Um erro cometido na segunda rodada de uma conversa com um agente de IA pode silenciosamente contaminar todas as respostas seguintes — e a maioria das ferramentas de avaliação atuais não consegue enxergar isso. É essa lacuna que o time da AWS busca fechar com a Agent Evaluation Metric (AEM), uma métrica apresentada no blog de machine learning da companhia que avalia agentes de IA em conversas de múltiplas etapas de forma decomponível, turno a turno.
O problema das avaliações de etapa única
Agentes de IA em conversas longas falham de maneiras que a avaliação de resposta única não captura. Em uma conversa de cinco turnos, por exemplo, um agente pode escolher a ação certa, mas trocar “lucro” por “receita” no segundo turno — um único erro que se propaga silenciosamente por todos os turnos seguintes.
Uma avaliação no nível da tarefa só checa o resultado final: marca toda a interação como falha sem revelar que apenas um turno precisava de correção. É o problema central apontado pelos autores Surafel Lakew, Sailik Sengupta e Sina Torfi: erros em cascata, que a avaliação de resultado não consegue separar de suas causas.
Como a AEM funciona
A AEM quebra a qualidade do agente em sub-métricas nomeadas e mensuráveis de forma independente. Nesta primeira versão, a corretude é medida por dois critérios:
- Veracidade (truthfulness): os valores produzidos pelo agente são factualmente consistentes com o esperado — tanto em parâmetros de chamadas de ferramentas quanto em respostas em linguagem natural.
- Completude (completeness): todos os elementos exigidos estão presentes — sem parâmetros ausentes nem respostas parciais.
Cada turno é classificado como resposta (quando o agente responde ao usuário) ou ação (quando invoca uma ferramenta). Para a resposta, a completude verifica se a réplica cobre toda a pergunta; para a ação, verifica se todos os parâmetros obrigatórios estão presentes e semanticamente corretos.
Comparação semântica em vez de correspondência exata
Um ponto importante é que as duas sub-métricas usam comparação semântica, não correspondência de string. “New York City” e “NYC” são semanticamente equivalentes, assim como “receita do 3º trimestre de 2024” e “valores de receita do terceiro trimestre de 2024”. O sistema pode usar um scorer baseado em embeddings (rápido e barato) ou uma chamada de LLM-como-juiz (mais nuançada), com um limiar que controla o quão estrita é a verificação.
Uma taxonomia de falhas acionável
Quando um turno falha, a AEM registra um motivo específico — como inconsistent_response (resposta não consistente), incomplete_response (resposta omite parte da informação), tool_mismatch (ferramenta errada selecionada), missing_parameters ou extra_parameters. Isso torna a pontuação acionável: em vez de “o agente marcou 70%”, o time descobre exatamente qual campo, parâmetro ou turno causou a queda.

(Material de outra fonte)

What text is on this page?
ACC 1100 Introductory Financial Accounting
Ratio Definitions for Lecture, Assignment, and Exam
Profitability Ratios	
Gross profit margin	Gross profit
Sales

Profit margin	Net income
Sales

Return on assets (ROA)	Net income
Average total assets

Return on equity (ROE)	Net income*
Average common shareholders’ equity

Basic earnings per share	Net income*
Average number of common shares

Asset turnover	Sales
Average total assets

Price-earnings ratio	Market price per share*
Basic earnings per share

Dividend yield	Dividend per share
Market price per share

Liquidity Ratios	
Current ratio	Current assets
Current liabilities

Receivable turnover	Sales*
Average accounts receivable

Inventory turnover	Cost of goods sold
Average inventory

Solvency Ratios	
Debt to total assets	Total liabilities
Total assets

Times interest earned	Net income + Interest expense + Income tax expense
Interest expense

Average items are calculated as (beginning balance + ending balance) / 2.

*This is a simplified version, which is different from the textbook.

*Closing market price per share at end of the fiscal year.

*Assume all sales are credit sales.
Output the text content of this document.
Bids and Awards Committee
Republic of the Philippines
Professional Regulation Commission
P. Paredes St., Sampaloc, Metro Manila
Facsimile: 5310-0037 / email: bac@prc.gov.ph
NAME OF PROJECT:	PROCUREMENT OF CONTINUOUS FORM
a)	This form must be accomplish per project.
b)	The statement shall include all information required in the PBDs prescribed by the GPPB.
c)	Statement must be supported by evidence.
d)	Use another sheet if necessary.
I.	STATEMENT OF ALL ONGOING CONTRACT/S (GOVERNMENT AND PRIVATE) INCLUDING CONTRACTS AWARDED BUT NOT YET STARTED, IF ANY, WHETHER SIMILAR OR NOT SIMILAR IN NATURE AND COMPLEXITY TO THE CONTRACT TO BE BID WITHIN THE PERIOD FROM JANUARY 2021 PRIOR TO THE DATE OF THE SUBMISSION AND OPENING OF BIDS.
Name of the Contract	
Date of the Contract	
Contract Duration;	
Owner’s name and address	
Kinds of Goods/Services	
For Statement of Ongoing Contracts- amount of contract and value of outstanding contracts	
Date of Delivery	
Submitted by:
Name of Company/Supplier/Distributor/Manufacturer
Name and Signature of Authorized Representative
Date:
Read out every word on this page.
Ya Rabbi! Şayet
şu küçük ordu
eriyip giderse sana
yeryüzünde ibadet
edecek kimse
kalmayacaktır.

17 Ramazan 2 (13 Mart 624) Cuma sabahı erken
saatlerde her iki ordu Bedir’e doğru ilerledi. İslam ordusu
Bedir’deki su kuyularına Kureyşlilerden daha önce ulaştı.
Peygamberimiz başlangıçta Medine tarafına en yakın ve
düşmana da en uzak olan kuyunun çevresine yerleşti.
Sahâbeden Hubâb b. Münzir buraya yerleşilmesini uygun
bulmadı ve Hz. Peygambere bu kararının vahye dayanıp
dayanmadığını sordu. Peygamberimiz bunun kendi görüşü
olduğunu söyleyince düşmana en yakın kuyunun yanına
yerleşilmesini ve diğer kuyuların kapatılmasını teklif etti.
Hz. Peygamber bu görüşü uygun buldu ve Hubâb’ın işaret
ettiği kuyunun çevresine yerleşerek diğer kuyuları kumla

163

A pontuação composta é, por padrão, uma média simples dos turnos aprovados, mas a regra é plugável — é possível usar médias ponderadas (dando mais peso a turnos com maior custo de erro) ou regras de bloqueio (uma falha em turno crítico limita a nota). A estrutura foi desenhada para estender-se a novas dimensões, como segurança e retenção de instruções, sem redesenhar a avaliação.
Por que isso importa
À medida que agentes de IA passam de demonstrações para produção em atendimento, vendas e automação de processos, avaliar a qualidade em conversas longas deixa de ser um luxo acadêmico. Uma métrica que aponta o turno exato da falha economiza horas de depuração e torna a correção dirigida — um avanço direto para qualquer equipe brasileira que opera agentes em ambientes corporativos.